The surprisingly gorgeous blooms of the awesome Victoria amazonica themselves also deserve notice. These blossoms typically reach a diameter measuring about 15.75 in (40 cm), and appear as white on their first day, then change to pink afterwards.
The underside of the leaves shows a stunning purplish-red color, and also develops covered in numerous sharp spines. The upturned edges further add to its buoyancy. If evenly distributed, a single leaf can also support as much as 100 lb (45 kg).
- Kingdom: Plantae
- Phylum: Tracheophytes
- Class: Angiosperms
- Order: Nymphaeales
- Family: Nymphaeaceae
- Genus: Victoria
- Species: V. amazonica
Victoria amazonica Distribution, Habitat, and Ecology
Quite surprisingly, the visually stunning and scientifically fascinating Victoria amazonica inhabits a comparatively large section of the globe. Within that enormous overall zone of habitation, however, the distinctive Angiosperm only appears in a highly specific region.

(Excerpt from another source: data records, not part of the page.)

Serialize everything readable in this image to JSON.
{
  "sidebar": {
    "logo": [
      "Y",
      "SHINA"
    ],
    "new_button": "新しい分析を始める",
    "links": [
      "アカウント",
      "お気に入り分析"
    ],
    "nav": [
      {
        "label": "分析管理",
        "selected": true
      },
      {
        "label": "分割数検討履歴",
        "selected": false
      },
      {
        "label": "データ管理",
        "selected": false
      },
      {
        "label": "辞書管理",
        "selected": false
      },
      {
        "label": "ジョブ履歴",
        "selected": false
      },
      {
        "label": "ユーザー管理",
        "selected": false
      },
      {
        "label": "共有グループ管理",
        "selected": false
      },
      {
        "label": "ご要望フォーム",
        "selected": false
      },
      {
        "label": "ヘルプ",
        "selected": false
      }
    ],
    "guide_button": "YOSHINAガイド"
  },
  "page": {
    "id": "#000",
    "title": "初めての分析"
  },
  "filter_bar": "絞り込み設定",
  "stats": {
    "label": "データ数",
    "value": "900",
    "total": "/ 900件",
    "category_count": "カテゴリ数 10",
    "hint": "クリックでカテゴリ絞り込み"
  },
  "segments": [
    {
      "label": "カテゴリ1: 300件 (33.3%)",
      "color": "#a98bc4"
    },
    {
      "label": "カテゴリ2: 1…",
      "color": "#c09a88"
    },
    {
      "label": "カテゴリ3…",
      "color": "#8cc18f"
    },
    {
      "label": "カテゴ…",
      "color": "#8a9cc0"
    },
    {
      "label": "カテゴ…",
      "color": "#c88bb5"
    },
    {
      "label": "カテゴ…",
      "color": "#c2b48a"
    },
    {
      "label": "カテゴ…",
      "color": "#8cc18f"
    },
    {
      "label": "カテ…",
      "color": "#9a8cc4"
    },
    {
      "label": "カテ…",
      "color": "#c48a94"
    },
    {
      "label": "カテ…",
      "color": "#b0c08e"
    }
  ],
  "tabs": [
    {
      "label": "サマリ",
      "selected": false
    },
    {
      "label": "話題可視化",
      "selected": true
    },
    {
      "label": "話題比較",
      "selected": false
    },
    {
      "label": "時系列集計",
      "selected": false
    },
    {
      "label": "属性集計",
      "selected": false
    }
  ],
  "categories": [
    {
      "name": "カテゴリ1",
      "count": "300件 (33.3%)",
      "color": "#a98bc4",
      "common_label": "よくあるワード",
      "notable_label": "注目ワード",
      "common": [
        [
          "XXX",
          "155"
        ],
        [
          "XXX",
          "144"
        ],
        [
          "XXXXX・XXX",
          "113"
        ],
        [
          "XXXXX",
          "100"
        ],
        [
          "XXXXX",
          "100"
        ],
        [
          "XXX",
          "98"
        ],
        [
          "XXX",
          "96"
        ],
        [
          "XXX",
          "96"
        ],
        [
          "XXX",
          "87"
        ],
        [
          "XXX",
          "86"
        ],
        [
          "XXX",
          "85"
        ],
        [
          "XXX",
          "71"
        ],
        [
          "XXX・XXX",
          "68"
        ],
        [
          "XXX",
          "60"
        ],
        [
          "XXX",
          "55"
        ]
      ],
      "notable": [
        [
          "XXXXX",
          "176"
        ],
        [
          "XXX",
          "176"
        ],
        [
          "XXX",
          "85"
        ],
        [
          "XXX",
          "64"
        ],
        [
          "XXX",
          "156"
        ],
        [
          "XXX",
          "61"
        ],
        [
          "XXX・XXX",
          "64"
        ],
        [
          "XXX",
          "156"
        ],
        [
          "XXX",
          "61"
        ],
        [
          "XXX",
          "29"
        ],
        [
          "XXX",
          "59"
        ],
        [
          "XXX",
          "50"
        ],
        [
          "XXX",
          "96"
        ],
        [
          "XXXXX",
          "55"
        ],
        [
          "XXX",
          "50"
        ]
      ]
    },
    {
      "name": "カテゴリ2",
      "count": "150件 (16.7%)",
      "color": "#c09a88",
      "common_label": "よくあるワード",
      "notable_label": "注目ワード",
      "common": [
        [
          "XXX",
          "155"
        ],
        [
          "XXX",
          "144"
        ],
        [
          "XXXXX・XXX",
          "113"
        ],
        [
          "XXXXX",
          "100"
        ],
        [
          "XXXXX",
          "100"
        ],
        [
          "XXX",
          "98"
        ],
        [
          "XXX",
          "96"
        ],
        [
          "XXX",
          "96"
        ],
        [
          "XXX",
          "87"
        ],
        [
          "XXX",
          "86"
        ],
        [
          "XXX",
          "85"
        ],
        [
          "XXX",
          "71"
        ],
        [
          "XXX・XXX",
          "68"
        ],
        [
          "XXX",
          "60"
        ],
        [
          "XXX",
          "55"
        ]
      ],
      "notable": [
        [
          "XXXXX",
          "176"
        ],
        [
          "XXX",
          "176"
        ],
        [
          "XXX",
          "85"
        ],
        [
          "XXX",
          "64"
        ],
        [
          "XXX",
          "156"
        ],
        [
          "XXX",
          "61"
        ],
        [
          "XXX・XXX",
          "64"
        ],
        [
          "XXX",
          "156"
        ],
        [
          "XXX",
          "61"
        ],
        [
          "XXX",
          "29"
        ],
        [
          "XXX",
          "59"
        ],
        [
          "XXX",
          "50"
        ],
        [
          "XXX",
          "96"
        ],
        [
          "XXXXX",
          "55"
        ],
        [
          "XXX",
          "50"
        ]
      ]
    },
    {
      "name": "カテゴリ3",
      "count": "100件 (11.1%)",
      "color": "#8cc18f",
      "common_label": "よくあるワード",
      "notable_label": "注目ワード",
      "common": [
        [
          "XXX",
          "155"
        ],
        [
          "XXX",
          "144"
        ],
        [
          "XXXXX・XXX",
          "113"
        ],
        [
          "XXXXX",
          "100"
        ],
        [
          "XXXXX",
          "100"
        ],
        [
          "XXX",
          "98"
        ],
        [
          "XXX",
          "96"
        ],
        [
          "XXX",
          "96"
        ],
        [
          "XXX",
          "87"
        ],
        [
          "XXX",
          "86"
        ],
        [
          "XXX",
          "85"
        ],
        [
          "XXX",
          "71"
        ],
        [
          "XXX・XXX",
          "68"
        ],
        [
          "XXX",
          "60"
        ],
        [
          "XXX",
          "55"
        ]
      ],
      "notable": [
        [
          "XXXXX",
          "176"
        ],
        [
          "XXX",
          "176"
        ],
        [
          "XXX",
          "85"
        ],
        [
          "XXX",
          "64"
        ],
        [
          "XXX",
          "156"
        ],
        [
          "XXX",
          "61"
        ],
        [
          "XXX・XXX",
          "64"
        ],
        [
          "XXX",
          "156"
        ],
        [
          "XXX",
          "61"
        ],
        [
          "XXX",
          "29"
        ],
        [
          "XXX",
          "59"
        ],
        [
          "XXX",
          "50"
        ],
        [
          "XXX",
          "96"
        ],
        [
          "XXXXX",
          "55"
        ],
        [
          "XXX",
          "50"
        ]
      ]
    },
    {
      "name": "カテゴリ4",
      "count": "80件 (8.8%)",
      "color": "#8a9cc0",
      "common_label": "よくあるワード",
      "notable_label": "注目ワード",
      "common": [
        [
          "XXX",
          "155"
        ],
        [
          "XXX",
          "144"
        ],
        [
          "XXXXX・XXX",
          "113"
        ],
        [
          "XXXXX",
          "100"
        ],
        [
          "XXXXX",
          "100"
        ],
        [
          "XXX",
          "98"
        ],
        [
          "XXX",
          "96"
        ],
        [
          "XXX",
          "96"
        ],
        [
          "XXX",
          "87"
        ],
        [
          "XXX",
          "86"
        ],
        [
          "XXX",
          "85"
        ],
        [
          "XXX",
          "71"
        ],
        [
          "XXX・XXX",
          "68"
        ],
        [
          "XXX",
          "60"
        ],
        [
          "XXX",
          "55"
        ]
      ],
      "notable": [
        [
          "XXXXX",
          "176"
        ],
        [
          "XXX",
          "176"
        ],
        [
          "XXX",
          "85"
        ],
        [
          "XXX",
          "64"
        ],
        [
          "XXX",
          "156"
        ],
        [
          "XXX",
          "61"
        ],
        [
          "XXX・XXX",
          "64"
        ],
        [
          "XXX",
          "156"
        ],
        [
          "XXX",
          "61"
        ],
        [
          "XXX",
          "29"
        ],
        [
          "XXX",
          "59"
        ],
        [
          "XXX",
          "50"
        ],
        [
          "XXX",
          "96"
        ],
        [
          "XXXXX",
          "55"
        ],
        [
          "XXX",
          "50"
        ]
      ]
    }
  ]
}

Not surprisingly, as its name alludes to, this marvel of Nature only grows naturally in the Amazon River Basin in central and eastern South America. Even within this geographically large region, the Angiosperm has very specific needs for its choice of habitat.
It evolved to prosper in regions of shallow, slow-moving waters. Consequently, within its range, it appears almost exclusively in areas mostly consisting of bayous and oxbow lakes. A significantly smaller percentage of specimens appear in small swamps, though.
Fortunately, the beautiful Victoria amazonica also evolved as quite versatile in some aspects of its physiology. That’s because this plant achieves the vast majority of its pollination via the actions of the numerous varieties and numbers of beetles native to its range.
To take maximum advantage of this resource, a single plant can produce as many as 50 of these gargantuan pads. The growth rate of these features also leaves one astonished, because each of these leaves grows as much as 6 in (15 cm) per day.